If anything that sort of underlines the absurdity of trying to regulate the evolution of human thought but it depends if the interests of those who regulate and those who are regulated are the same. I've yet to hear a clear argument that that is so, so that sort of thought control produces major conflicts of interest.
2) the argument I've used could well be an argument for burning the collected works of Shakespeare or Dickens, if you apply the same evolutionary logic to fiction (thinking of ideas as tools). So the subjective factor of the simple pleasure of reading and knowing could be an argument against a sort of utilitarian attitude to ideas. It might as well be saying you should burn the Sistine chapel or the last supper for having religious symbolism. Your right to see the irony as whether it were Christians or Communists burning books or works of art or destroying music, it is still iconoclasm in thinking words and symbols have a power to communicate ideas beyond the person reading, looking at or listening to them. I think the Soviets banned Mozarts church music because of its religious symbolism.
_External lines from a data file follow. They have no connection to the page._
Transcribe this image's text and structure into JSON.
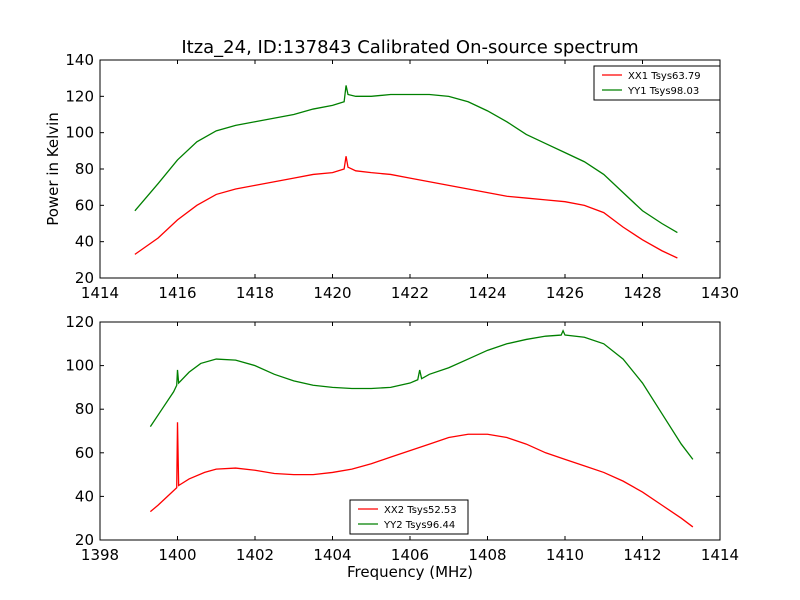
{
  "figure_title": "Itza_24, ID:137843 Calibrated On-source spectrum",
  "colors": {
    "xx": "#ff0000",
    "yy": "#008000",
    "axis": "#000000"
  },
  "chart_data": [
    {
      "type": "line",
      "title": "Itza_24, ID:137843 Calibrated On-source spectrum",
      "xlabel": "",
      "ylabel": "Power in Kelvin",
      "xlim": [
        1414,
        1430
      ],
      "ylim": [
        20,
        140
      ],
      "xticks": [
        "1414",
        "1416",
        "1418",
        "1420",
        "1422",
        "1424",
        "1426",
        "1428",
        "1430"
      ],
      "yticks": [
        "20",
        "40",
        "60",
        "80",
        "100",
        "120",
        "140"
      ],
      "legend_position": "top-right",
      "grid": false,
      "series": [
        {
          "name": "XX1 Tsys63.79",
          "color": "#ff0000",
          "x": [
            1414.9,
            1415.5,
            1416.0,
            1416.5,
            1417.0,
            1417.5,
            1418.0,
            1418.5,
            1419.0,
            1419.5,
            1420.0,
            1420.3,
            1420.35,
            1420.4,
            1420.6,
            1421.0,
            1421.5,
            1422.0,
            1422.5,
            1423.0,
            1423.5,
            1424.0,
            1424.5,
            1425.0,
            1425.5,
            1426.0,
            1426.5,
            1427.0,
            1427.5,
            1428.0,
            1428.5,
            1428.9
          ],
          "y": [
            33,
            42,
            52,
            60,
            66,
            69,
            71,
            73,
            75,
            77,
            78,
            80,
            87,
            81,
            79,
            78,
            77,
            75,
            73,
            71,
            69,
            67,
            65,
            64,
            63,
            62,
            60,
            56,
            48,
            41,
            35,
            31
          ]
        },
        {
          "name": "YY1 Tsys98.03",
          "color": "#008000",
          "x": [
            1414.9,
            1415.5,
            1416.0,
            1416.5,
            1417.0,
            1417.5,
            1418.0,
            1418.5,
            1419.0,
            1419.5,
            1420.0,
            1420.3,
            1420.35,
            1420.4,
            1420.6,
            1421.0,
            1421.5,
            1422.0,
            1422.5,
            1423.0,
            1423.5,
            1424.0,
            1424.5,
            1425.0,
            1425.5,
            1426.0,
            1426.5,
            1427.0,
            1427.5,
            1428.0,
            1428.5,
            1428.9
          ],
          "y": [
            57,
            72,
            85,
            95,
            101,
            104,
            106,
            108,
            110,
            113,
            115,
            117,
            126,
            121,
            120,
            120,
            121,
            121,
            121,
            120,
            117,
            112,
            106,
            99,
            94,
            89,
            84,
            77,
            67,
            57,
            50,
            45
          ]
        }
      ]
    },
    {
      "type": "line",
      "title": "",
      "xlabel": "Frequency (MHz)",
      "ylabel": "",
      "xlim": [
        1398,
        1414
      ],
      "ylim": [
        20,
        120
      ],
      "xticks": [
        "1398",
        "1400",
        "1402",
        "1404",
        "1406",
        "1408",
        "1410",
        "1412",
        "1414"
      ],
      "yticks": [
        "20",
        "40",
        "60",
        "80",
        "100",
        "120"
      ],
      "legend_position": "bottom-center",
      "grid": false,
      "series": [
        {
          "name": "XX2 Tsys52.53",
          "color": "#ff0000",
          "x": [
            1399.3,
            1399.5,
            1399.8,
            1399.98,
            1400.0,
            1400.03,
            1400.3,
            1400.7,
            1401.0,
            1401.5,
            1402.0,
            1402.5,
            1403.0,
            1403.5,
            1404.0,
            1404.5,
            1405.0,
            1405.5,
            1406.0,
            1406.5,
            1407.0,
            1407.5,
            1408.0,
            1408.5,
            1409.0,
            1409.5,
            1410.0,
            1410.5,
            1411.0,
            1411.5,
            1412.0,
            1412.5,
            1413.0,
            1413.3
          ],
          "y": [
            33,
            36,
            41,
            44,
            74,
            45,
            48,
            51,
            52.5,
            53,
            52,
            50.5,
            50,
            50,
            51,
            52.5,
            55,
            58,
            61,
            64,
            67,
            68.5,
            68.5,
            67,
            64,
            60,
            57,
            54,
            51,
            47,
            42,
            36,
            30,
            26
          ]
        },
        {
          "name": "YY2 Tsys96.44",
          "color": "#008000",
          "x": [
            1399.3,
            1399.6,
            1399.9,
            1399.98,
            1400.0,
            1400.03,
            1400.3,
            1400.6,
            1401.0,
            1401.5,
            1402.0,
            1402.5,
            1403.0,
            1403.5,
            1404.0,
            1404.5,
            1405.0,
            1405.5,
            1406.0,
            1406.2,
            1406.25,
            1406.3,
            1406.5,
            1407.0,
            1407.5,
            1408.0,
            1408.5,
            1409.0,
            1409.5,
            1409.9,
            1409.95,
            1410.0,
            1410.5,
            1411.0,
            1411.5,
            1412.0,
            1412.5,
            1413.0,
            1413.3
          ],
          "y": [
            72,
            80,
            88,
            91,
            98,
            92,
            97,
            101,
            103,
            102.5,
            100,
            96,
            93,
            91,
            90,
            89.5,
            89.5,
            90,
            92,
            93.5,
            98,
            94,
            96,
            99,
            103,
            107,
            110,
            112,
            113.5,
            114,
            116,
            114,
            113,
            110,
            103,
            92,
            78,
            64,
            57
          ]
        }
      ]
    }
  ]
}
I agree with you basically and it's the fact I have no decent criticism or way to smooth over the catastrophic effects which makes the idea difficult to dismiss. it's hard to get a discussion going on to a point where the very value of progress is discussed in a relatable way. a majority of people wouldn't even pose this sort question hypothetically. it's unthinkable to them even if they live with the results of people practicing censorship and cultural genocide in the past simply because it was so successful in eradicating all trace of what went before. It's a strange kind of selective blindness to our own history and that it may happen again in the future.